By Manuel Orazi (1860-1934)
Est: $25,000-$30,000
Orazi created this Art Nouveau masterpiece to coincide with the 1900 Exposition Universelle. His vision of Loïe Fuller is as original as the performer herself: emerging from a hazy color field anticipating Rothko, upward into erotic form, then bubbling with Japanese family crests, with hair floating as if a Mucha goddess underwater, and breathing a bouquet of white roses into being. It’s one of at least three color variants. Orazi’s posters are as seldom-seen as they are magnificent: famous for his exquisite La Maison Moderne poster (see PAI-LXXXV, 400), Orazi also created the Calendrier Magique, an occult themed calendar limited to an auspicious 777 copies. Rare!
By Théophile-Alexandre Steinlen (1859-1923)
Est: $12,000-$15,000
Steinlen arrived in Paris from his native Switzerland in 1882; his first poster dates from 1885. He had a long and extremely prolific career that saw him illustrate about 100 books and over 1,000 issues of periodicals, as well as create paintings, lithographs and bronzes, and about fifty posters. Abdy makes this point: “Steinlen was one of the four or five great poster artists of his time; all his lithographic work is distinguished by a freshness and vigour which makes it powerful, and a simplicity and sympathy which makes it appealing… The subject of his posters are those dearest to his heart, his pretty little daughter Colette, and his beloved cats” (p. 94). All the warmth, humanity and affection for which he is so loved comes through gloriously in this poster for the newly marketed “lait stérilisé” that was touted over the “lait ordinaire” at that time. Charles Knowles Bolton, writing a year after its publication, proclaimed that this “is perhaps, the most attractive poster ever made. No man with half a heart could fail to fall in love with the child.” Louis Rhead himself commented: “When I saw it in Paris last year… it seemed to me the best and brightest form of advertising that had appeared.” That judgment remains valid today. This is the extremely rare two-sheet version of the poster classic that he redrew two years after the appearance of the initial design (see PAI-LXXXVIII, 456). There are some slight changes to the design—the bowl is tilted forward, and the cats’ tails are more fully shown. The overpowering charm of the design remains—all the more so because of its large six-foot high format. This is the version before letters with vivid colors.
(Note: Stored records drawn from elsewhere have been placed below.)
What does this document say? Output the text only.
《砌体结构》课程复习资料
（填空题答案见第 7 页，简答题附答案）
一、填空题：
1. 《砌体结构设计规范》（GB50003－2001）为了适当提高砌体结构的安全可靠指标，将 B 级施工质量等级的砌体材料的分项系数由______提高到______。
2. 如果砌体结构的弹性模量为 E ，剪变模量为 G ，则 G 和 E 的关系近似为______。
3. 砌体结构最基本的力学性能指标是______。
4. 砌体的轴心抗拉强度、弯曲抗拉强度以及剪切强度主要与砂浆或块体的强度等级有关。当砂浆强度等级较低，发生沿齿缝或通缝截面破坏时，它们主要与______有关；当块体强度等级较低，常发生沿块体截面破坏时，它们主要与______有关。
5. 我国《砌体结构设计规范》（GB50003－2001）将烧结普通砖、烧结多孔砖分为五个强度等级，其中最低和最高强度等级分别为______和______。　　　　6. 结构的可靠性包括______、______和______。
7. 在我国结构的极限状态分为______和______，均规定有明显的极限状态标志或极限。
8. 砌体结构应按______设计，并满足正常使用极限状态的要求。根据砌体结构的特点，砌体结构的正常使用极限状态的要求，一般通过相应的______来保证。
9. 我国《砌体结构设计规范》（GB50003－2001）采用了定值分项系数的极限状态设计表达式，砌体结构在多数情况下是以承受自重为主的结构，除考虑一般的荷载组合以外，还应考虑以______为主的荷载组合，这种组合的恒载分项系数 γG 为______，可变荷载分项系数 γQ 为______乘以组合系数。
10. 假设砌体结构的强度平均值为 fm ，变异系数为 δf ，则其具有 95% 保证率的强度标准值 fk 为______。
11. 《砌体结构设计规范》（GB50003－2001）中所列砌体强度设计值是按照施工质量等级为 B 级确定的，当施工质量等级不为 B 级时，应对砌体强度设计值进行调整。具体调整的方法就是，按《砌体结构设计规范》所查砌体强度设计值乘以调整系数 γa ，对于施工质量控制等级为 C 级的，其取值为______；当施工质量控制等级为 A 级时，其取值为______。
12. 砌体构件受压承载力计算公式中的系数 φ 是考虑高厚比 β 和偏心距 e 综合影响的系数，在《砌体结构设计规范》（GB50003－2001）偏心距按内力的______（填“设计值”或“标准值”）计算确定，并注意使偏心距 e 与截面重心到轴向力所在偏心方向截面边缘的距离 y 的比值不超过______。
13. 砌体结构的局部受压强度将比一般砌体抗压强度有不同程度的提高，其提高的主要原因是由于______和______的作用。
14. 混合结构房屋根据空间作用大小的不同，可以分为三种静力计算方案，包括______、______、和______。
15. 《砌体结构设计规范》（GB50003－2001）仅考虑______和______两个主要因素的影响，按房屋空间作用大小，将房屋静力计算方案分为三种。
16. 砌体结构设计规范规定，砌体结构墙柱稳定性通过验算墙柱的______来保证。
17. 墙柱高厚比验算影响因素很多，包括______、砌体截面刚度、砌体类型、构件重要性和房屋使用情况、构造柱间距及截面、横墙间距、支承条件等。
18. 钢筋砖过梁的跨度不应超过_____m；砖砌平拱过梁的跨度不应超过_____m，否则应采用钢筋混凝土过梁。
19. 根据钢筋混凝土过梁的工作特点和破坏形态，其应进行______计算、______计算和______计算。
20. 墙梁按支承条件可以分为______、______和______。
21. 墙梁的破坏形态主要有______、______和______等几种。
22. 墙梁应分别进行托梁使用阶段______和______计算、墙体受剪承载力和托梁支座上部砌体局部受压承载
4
By Henri Thiriet (1866-1897)
Est: $3,000-$4,000
“A saleswoman at the Place Clichy White Sale shows a discerning customer some fine bed linens. Thiriet makes the women’s appearances and attitudes so charming and gives the sheets themselves such sumptuous volumes that purchasing what is essentially a household requirement seems as delightful as choosing a new dress” (Gold, p. 18). Crauzat, announcing its publication in L’Estampe et l’Affiche, calls it “a beautiful design with pleasing colors. We hope that it will be followed by many more [from the artist]” (1898, p. 43). Pleasing colors might be an understatement in this case—this poster boasts incredibly vivid colors: tangerine lettering and accents, burgundy and turquoise apparel, and the strangest—but most delightful—scarlet hair.